En d’infinies variations — Centre culturel canadien, Paris
Foisonnante, généreuse et riche, l’exposition En d’infinies variations présentée au Centre culturel canadien joue de la répétition et des technologies pour présenter des œuvres au développement singulier qui font osciller les lignes de la volonté créatrice.
« En d’infinies variations », Centre culturel canadien du 7 décembre 2023 au 19 avril 2024. En savoir plus En leur sein se confrontent des faisceaux d’interaction où la décision de l’artiste reflète une manière de dompter les algorithmes qui fait de chacune d’elles un maillon d’une histoire qu’il semble encore possible d’écrire. Cette dimension romantique, particulièrement prégnante dans les œuvres les plus fortes de l’exposition offre un regard inédit sur notre rapport à la technologie, évitant l’écueil d’une globalisation du propos à la froideur et à la distance caractéristiques des mondes numériques pour insister sur la manière dont les artistes font corps avec leur mode de création. Avec son ample sélection d’artistes, le parcours parvient à créer des zones d’interrogation plus qu’à égrener les évidences et c’est finalement dans l’infinie variété des modes d’approche, plus que dans la variation répétée des motifs que l’étendue des possibles se fait jour. Si la matière de l’œuvre se donne, se répète et se multiplie, l’acte créateur s’adapte et se fait limitation plus que course à la génération.Derrière les imaginaires futuristes attendus où la normalisation déraille malgré la systématique initiale, c’est bien plutôt les liens qu’ils tissent avec les traditions séculaires de peuples autonomes dont les créations, elles aussi, intégrées à un système, reflètent l’expansion génératrice. Les artistes, en faisant intervenir l’histoire dans ce qu’elle a de meilleur et de pire, tendent un miroir inattendu à notre propre fantasme du futur pour en révéler des racines plus profondes qui contribuent à le mettre en question.
C’est in fine ce qui transparaît dans ces œuvres où la génération, pour artificielle qu’elle est, n’en reflète pas moins les divagations organiques de l’esprit. Qu’il s’agisse de paysages générés à l’infini, de filtres recouvrant le réel pour n’en conserver que des lignes hypnotiques, d’impositions de motifs géométriques sur les corps ou de modélisations de la réalité en objets esthétiques, toutes renvoient à des modes de notre propre observation, évoquent même les moments d’abandon, proches de l’enfance, où l’imaginaire divague pour entamer sa relecture du monde qui nous entoure. C’est alors d’un imaginaire plastique dont on s’empare ici, obéissant à d’autres codes et dont la puissance permet de projeter jusque sur les cimaises des moments, des visions de transformation qui sont capables d’impacter d’autres imaginaires. Qu’importe alors qui en est l’auteur puisque le signal émis trouve sa cible.
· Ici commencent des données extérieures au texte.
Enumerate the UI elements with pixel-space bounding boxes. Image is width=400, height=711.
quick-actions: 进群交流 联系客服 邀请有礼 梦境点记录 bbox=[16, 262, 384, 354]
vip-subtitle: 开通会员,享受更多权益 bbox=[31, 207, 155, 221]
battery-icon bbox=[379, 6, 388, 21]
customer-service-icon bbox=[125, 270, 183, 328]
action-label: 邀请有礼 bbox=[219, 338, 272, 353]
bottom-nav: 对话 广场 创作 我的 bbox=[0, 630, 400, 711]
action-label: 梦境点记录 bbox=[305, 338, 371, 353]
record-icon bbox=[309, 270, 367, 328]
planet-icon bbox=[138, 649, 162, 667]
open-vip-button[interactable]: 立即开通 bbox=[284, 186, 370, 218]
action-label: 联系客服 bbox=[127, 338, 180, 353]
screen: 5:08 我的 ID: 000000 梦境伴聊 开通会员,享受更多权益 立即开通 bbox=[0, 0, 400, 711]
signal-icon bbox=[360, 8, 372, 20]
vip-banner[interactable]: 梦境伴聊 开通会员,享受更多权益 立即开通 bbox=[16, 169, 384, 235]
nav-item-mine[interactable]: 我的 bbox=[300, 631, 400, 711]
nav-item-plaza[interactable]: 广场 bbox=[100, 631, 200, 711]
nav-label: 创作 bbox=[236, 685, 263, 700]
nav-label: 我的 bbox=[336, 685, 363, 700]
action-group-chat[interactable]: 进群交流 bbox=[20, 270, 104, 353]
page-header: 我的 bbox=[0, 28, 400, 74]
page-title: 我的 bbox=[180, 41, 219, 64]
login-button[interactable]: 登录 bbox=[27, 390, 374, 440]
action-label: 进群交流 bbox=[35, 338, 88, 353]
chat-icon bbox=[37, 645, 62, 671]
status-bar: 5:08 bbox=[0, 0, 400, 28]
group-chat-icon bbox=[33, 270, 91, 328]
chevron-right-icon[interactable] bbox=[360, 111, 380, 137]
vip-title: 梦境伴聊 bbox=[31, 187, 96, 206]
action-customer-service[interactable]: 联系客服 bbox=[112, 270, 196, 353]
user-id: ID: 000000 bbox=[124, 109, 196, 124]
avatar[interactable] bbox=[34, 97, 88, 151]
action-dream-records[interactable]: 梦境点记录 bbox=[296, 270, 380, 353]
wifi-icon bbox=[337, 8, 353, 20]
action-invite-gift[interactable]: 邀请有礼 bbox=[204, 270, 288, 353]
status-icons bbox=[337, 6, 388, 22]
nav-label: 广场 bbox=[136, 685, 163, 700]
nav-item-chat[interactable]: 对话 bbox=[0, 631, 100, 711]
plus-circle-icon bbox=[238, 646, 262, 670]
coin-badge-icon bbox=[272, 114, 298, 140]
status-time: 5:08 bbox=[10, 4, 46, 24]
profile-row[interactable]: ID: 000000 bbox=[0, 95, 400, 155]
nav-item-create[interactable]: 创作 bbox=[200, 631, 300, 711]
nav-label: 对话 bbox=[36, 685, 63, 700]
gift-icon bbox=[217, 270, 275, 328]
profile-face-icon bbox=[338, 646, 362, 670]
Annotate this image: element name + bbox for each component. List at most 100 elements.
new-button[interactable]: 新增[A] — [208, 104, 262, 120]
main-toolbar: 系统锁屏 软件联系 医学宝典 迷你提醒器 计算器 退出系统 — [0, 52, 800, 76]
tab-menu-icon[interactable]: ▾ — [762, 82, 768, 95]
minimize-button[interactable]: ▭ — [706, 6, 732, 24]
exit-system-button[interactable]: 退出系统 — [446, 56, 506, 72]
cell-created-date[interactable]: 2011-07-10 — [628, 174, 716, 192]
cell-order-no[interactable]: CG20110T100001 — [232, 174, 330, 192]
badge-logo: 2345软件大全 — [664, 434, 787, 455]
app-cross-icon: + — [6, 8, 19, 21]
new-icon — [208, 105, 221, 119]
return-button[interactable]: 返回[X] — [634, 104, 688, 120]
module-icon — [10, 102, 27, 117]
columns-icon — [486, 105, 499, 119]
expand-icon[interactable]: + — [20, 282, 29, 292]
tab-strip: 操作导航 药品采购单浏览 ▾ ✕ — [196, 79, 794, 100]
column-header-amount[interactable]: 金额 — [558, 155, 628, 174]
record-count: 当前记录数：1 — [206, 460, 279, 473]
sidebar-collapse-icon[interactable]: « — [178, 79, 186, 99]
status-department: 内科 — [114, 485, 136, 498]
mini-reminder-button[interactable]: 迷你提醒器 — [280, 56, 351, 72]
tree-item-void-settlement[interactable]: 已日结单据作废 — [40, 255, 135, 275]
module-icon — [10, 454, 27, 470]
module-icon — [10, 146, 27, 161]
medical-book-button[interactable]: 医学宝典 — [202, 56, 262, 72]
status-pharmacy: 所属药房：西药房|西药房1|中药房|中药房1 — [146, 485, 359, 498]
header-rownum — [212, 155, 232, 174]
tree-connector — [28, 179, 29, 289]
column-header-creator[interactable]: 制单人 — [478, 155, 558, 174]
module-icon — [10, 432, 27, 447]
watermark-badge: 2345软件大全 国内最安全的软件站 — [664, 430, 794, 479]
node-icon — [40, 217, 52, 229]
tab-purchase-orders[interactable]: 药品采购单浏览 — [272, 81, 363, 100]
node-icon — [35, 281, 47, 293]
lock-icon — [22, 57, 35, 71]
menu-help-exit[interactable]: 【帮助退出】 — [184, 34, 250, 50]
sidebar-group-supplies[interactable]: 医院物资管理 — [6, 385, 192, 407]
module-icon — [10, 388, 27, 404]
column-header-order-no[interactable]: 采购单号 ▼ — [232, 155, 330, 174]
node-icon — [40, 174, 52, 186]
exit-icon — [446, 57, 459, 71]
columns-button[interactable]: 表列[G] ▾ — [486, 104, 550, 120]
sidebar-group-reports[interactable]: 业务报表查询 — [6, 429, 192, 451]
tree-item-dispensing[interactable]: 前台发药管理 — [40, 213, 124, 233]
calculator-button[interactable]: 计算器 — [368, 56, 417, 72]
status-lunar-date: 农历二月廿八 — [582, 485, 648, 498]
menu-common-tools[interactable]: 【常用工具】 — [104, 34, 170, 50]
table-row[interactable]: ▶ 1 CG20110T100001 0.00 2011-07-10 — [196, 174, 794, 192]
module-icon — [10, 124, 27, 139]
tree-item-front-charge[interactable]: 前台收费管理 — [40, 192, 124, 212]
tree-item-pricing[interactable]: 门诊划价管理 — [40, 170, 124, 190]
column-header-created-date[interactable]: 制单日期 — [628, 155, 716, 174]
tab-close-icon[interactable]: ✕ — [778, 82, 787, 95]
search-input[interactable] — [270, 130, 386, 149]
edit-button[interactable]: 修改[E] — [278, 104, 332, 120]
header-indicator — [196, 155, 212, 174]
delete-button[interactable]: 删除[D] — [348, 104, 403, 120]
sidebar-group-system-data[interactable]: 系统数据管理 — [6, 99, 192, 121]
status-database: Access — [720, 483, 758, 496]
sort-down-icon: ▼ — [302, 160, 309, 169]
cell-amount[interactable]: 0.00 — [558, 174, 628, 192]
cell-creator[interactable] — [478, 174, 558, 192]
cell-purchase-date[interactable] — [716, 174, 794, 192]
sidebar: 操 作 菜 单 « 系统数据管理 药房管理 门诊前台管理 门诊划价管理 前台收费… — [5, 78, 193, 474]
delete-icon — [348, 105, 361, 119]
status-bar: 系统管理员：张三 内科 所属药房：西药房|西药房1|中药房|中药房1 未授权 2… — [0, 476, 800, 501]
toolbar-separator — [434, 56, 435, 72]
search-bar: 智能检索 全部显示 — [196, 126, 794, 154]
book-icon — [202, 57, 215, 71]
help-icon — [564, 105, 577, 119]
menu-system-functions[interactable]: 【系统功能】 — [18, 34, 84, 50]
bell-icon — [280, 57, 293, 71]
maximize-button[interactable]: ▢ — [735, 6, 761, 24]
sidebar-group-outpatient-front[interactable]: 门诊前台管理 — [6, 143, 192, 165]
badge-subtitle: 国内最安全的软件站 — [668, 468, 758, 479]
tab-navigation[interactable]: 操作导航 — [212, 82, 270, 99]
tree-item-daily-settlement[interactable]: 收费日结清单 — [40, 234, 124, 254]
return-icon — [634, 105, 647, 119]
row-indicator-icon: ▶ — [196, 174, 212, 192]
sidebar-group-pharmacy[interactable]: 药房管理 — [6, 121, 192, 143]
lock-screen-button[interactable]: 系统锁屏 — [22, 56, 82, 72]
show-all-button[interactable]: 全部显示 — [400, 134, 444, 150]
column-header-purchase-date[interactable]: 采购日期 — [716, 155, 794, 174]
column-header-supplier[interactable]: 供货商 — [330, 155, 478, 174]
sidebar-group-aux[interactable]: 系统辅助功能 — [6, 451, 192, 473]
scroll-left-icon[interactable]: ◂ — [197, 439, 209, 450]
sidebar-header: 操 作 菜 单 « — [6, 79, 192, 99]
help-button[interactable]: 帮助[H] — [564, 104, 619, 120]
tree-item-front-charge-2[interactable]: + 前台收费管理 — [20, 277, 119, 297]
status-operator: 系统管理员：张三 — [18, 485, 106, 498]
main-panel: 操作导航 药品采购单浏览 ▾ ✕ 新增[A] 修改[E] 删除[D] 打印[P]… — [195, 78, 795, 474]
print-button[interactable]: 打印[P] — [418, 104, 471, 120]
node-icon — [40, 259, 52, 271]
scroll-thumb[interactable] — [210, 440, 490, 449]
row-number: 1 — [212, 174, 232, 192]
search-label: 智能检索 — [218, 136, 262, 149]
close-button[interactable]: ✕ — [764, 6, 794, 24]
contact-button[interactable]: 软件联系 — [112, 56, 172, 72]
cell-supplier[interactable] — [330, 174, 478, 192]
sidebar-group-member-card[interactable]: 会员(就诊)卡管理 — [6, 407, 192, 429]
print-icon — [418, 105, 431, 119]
Cette externalisation de la rêverie intime par une entité qui n’en a pas devient le pivot décisif de cette présentation où la personnalité de chaque artiste se voit plus soulignée encore à travers sa manière d’en embrasser la somme de possibilités. Rejouant par là l’acte de création finalement toujours identique, de la définition et création d’un point à abstraire de la ligne pour présenter un objet défini par sa propre perfection, résolue et arrêtée par son auteur. Partant cette fois du tout, plutôt que du rien, pour arriver à l’un.